General Motors has now revealed its last hope for avoiding bankruptcy, and what most commentators failed to notice is how radical it is.
The most startling thing was not that the corporation, once the world's largest, proposes to eliminate more than 20,000 more jobs and permanently close 16 factories. Nor is it that General Motors is pulling the plug on Pontiac, one of the oldest and best-known brands in automotive history.
What is truly most amazing is that General Motors proposes to turn over ownership of at least half the company to the federal government, in return for another $11.6 billion in loans in addition to the $15.4 billion Uncle Sam has given General Motors since Christmas.
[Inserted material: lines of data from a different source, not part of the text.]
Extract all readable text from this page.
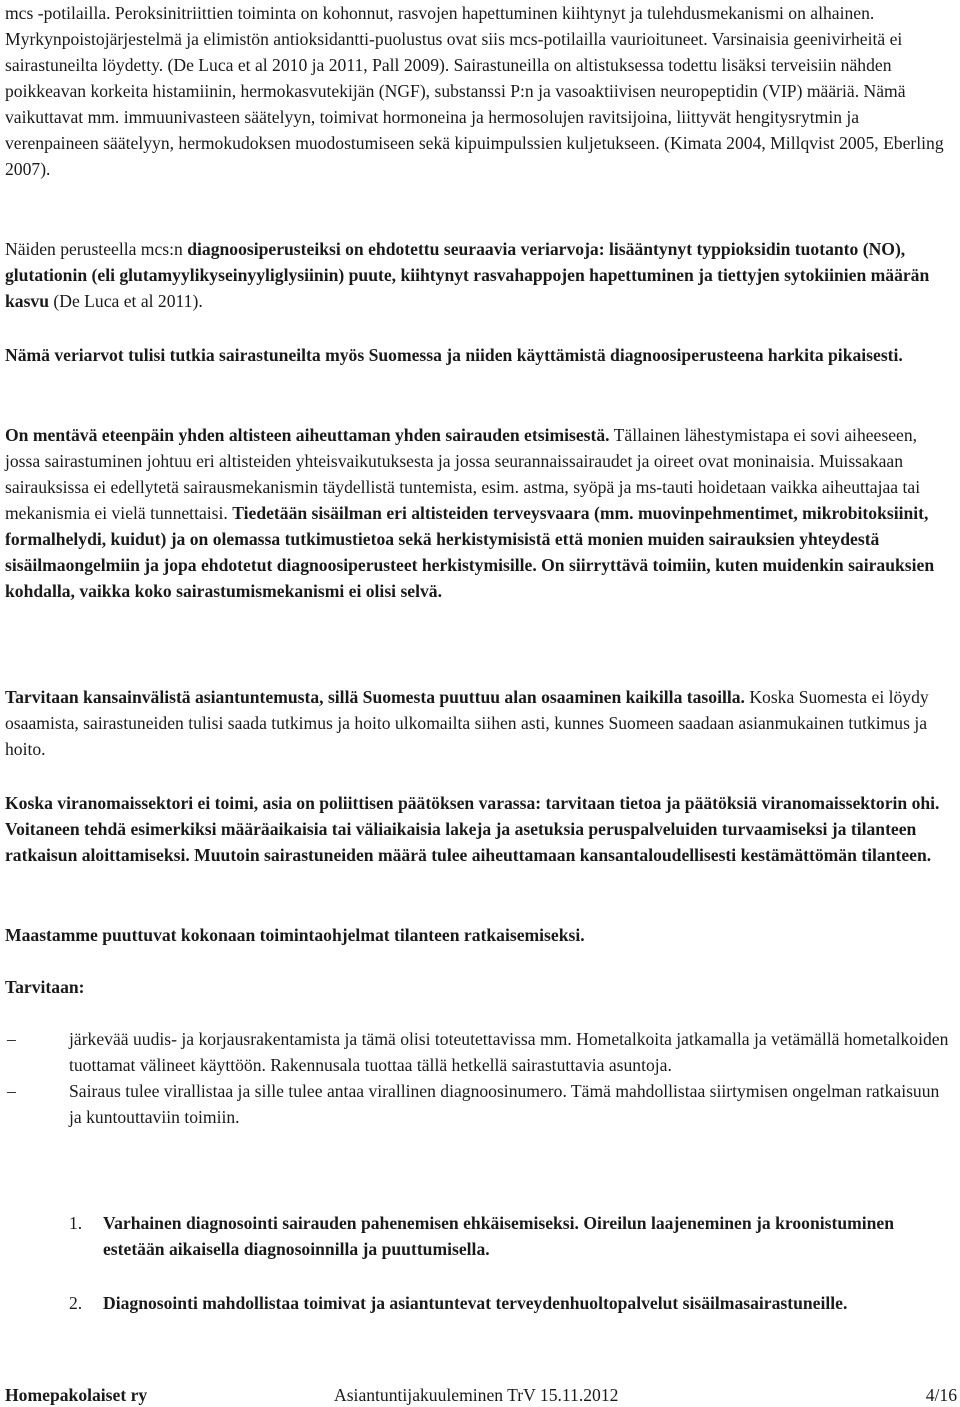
mcs -potilailla. Peroksinitriittien toiminta on kohonnut, rasvojen hapettuminen kiihtynyt ja tulehdusmekanismi on alhainen. Myrkynpoistojärjestelmä ja elimistön antioksidantti-puolustus ovat siis mcs-potilailla vaurioituneet. Varsinaisia geenivirheitä ei sairastuneilta löydetty. (De Luca et al 2010 ja 2011, Pall 2009). Sairastuneilla on altistuksessa todettu lisäksi terveisiin nähden poikkeavan korkeita histamiinin, hermokasvutekijän (NGF), substanssi P:n ja vasoaktiivisen neuropeptidin (VIP) määriä. Nämä vaikuttavat mm. immuunivasteen säätelyyn, toimivat hormoneina ja hermosolujen ravitsijoina, liittyvät hengitysrytmin ja verenpaineen säätelyyn, hermokudoksen muodostumiseen sekä kipuimpulssien kuljetukseen. (Kimata 2004, Millqvist 2005, Eberling 2007).

Näiden perusteella mcs:n diagnoosiperusteiksi on ehdotettu seuraavia veriarvoja: lisääntynyt typpioksidin tuotanto (NO), glutationin (eli glutamyylikyseinyyliglysiinin) puute, kiihtynyt rasvahappojen hapettuminen ja tiettyjen sytokiinien määrän kasvu (De Luca et al 2011).

Nämä veriarvot tulisi tutkia sairastuneilta myös Suomessa ja niiden käyttämistä diagnoosiperusteena harkita pikaisesti.

On mentävä eteenpäin yhden altisteen aiheuttaman yhden sairauden etsimisestä. Tällainen lähestymistapa ei sovi aiheeseen, jossa sairastuminen johtuu eri altisteiden yhteisvaikutuksesta ja jossa seurannaissairaudet ja oireet ovat moninaisia. Muissakaan sairauksissa ei edellytetä sairausmekanismin täydellistä tuntemista, esim. astma, syöpä ja ms-tauti hoidetaan vaikka aiheuttajaa tai mekanismia ei vielä tunnettaisi. Tiedetään sisäilman eri altisteiden terveysvaara (mm. muovinpehmentimet, mikrobitoksiinit, formalhelydi, kuidut) ja on olemassa tutkimustietoa sekä herkistymisistä että monien muiden sairauksien yhteydestä sisäilmaongelmiin ja jopa ehdotetut diagnoosiperusteet herkistymisille. On siirryttävä toimiin, kuten muidenkin sairauksien kohdalla, vaikka koko sairastumismekanismi ei olisi selvä.

Tarvitaan kansainvälistä asiantuntemusta, sillä Suomesta puuttuu alan osaaminen kaikilla tasoilla. Koska Suomesta ei löydy osaamista, sairastuneiden tulisi saada tutkimus ja hoito ulkomailta siihen asti, kunnes Suomeen saadaan asianmukainen tutkimus ja hoito.

Koska viranomaissektori ei toimi, asia on poliittisen päätöksen varassa: tarvitaan tietoa ja päätöksiä viranomaissektorin ohi. Voitaneen tehdä esimerkiksi määräaikaisia tai väliaikaisia lakeja ja asetuksia peruspalveluiden turvaamiseksi ja tilanteen ratkaisun aloittamiseksi. Muutoin sairastuneiden määrä tulee aiheuttamaan kansantaloudellisesti kestämättömän tilanteen.

Maastamme puuttuvat kokonaan toimintaohjelmat tilanteen ratkaisemiseksi.

Tarvitaan:

–	järkevää uudis- ja korjausrakentamista ja tämä olisi toteutettavissa mm. Hometalkoita jatkamalla ja vetämällä hometalkoiden tuottamat välineet käyttöön. Rakennusala tuottaa tällä hetkellä sairastuttavia asuntoja.

–	Sairaus tulee virallistaa ja sille tulee antaa virallinen diagnoosinumero. Tämä mahdollistaa siirtymisen ongelman ratkaisuun ja kuntouttaviin toimiin.

1. Varhainen diagnosointi sairauden pahenemisen ehkäisemiseksi. Oireilun laajeneminen ja kroonistuminen estetään aikaisella diagnosoinnilla ja puuttumisella.

2. Diagnosointi mahdollistaa toimivat ja asiantuntevat terveydenhuoltopalvelut sisäilmasairastuneille.

Homepakolaiset ry	Asiantuntijakuuleminen TrV 15.11.2012	4/16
Another 39 percent of the company would be owned by the United Auto Workers' union. The shadowy bondholders, those who now hold much of the company's massive debt, would get a 10 percent stake.
Left behind would be those who hold GM stock, which in the past year has lost 95 percent of its value; they would be left with just 1 percent of the company.
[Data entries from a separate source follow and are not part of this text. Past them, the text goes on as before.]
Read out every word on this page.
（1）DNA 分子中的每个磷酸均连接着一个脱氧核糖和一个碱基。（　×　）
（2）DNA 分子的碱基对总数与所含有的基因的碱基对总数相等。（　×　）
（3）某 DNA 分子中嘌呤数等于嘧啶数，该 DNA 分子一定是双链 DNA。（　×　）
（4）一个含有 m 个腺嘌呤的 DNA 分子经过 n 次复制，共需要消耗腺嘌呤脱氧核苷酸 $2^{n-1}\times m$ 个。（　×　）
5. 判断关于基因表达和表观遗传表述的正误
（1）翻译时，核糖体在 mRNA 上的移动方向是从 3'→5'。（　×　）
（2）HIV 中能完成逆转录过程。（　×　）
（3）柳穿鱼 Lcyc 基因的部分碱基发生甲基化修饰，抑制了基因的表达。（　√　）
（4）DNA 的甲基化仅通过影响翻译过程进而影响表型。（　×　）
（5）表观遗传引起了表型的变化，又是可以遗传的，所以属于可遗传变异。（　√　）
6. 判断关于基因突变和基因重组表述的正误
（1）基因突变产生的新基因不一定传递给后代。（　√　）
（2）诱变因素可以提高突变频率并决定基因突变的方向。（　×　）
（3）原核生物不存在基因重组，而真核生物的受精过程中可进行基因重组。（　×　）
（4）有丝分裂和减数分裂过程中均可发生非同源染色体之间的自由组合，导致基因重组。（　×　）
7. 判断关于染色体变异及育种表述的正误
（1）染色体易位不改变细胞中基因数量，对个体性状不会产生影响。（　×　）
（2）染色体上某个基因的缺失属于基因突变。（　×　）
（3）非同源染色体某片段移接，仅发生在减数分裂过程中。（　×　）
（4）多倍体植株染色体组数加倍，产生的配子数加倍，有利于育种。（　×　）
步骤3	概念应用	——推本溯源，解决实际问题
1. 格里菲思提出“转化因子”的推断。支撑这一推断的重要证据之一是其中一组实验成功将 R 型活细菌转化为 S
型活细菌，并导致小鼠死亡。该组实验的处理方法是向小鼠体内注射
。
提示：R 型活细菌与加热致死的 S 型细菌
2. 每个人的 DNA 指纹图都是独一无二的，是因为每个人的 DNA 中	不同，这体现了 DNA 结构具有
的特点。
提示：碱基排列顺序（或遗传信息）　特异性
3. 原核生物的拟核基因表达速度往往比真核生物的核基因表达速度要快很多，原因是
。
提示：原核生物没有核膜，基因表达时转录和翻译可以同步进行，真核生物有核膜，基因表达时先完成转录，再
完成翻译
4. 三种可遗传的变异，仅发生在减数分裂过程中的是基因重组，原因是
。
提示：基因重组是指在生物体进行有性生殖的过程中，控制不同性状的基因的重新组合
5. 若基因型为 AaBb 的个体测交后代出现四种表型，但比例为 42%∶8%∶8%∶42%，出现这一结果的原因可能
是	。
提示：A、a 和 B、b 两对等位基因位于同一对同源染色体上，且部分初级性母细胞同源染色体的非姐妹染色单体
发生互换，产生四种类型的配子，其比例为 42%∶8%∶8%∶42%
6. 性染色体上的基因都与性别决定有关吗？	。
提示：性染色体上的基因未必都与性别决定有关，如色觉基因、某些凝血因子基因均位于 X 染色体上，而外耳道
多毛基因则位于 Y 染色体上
A year ago, nobody could have envisioned this turn of events, even as science fiction.
This leaves two big questions: Will this work? And second, should it?
For the plan to have a chance, it has to be acceptable to both the Obama Administration, which must decide by the end of May whether to keep the loans coming, and to the stakeholders. The guess here is the plan will meet with government approval; it is hard to imagine that the administration wasn't at least tacitly involved in the planning.
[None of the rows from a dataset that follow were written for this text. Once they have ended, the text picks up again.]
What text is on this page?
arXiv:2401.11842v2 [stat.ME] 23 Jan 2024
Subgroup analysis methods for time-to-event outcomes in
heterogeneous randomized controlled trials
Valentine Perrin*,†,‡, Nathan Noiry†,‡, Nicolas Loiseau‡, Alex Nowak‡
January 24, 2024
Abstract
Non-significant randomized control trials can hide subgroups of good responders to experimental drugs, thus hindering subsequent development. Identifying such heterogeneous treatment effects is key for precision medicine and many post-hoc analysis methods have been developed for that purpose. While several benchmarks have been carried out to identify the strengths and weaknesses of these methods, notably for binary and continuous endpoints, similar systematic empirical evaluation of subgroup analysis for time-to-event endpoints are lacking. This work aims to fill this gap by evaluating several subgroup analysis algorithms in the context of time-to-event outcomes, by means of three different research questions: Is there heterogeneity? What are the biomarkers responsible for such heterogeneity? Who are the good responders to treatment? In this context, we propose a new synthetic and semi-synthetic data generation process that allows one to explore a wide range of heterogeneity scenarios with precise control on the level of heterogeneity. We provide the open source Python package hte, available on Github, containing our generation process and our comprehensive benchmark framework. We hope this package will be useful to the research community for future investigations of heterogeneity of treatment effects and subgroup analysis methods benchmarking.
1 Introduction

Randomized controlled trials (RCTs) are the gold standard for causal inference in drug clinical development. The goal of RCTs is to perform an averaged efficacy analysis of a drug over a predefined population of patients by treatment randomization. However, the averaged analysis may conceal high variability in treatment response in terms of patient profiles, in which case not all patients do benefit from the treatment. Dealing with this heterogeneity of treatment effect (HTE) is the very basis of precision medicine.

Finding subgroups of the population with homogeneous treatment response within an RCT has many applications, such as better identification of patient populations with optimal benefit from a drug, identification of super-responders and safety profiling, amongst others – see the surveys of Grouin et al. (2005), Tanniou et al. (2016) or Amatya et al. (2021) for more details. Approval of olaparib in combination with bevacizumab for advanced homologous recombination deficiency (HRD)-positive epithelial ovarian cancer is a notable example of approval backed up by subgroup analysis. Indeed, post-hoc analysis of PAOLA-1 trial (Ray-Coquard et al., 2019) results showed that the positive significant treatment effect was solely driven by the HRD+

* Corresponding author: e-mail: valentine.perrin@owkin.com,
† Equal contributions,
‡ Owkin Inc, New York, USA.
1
The UAW would be seriously misguided not to accept its proposed stake in the deal. That leaves the bondholders, whose initial reaction was far more negative; they are being asked to take a little cash and a pile of GM stock in place of what they are owed.
They need to ask themselves, however, what they would have to gain by not accepting this deal. If General Motors makes it back, they conceivably could recoup their investment.
It is hard to see why a bankruptcy filing, much less eventual liquidation of General Motor's assets, would be better for them, the company, or this country.
The encouraging thing is that, after years of burrowing its corporate head in the sand, GM seems to have realized that the world has changed. It would be sadly ironic if those who have been along for what has been a very bumpy ride - the union, taxpayers, and bondholders - chose this moment to steer the company into the ditch.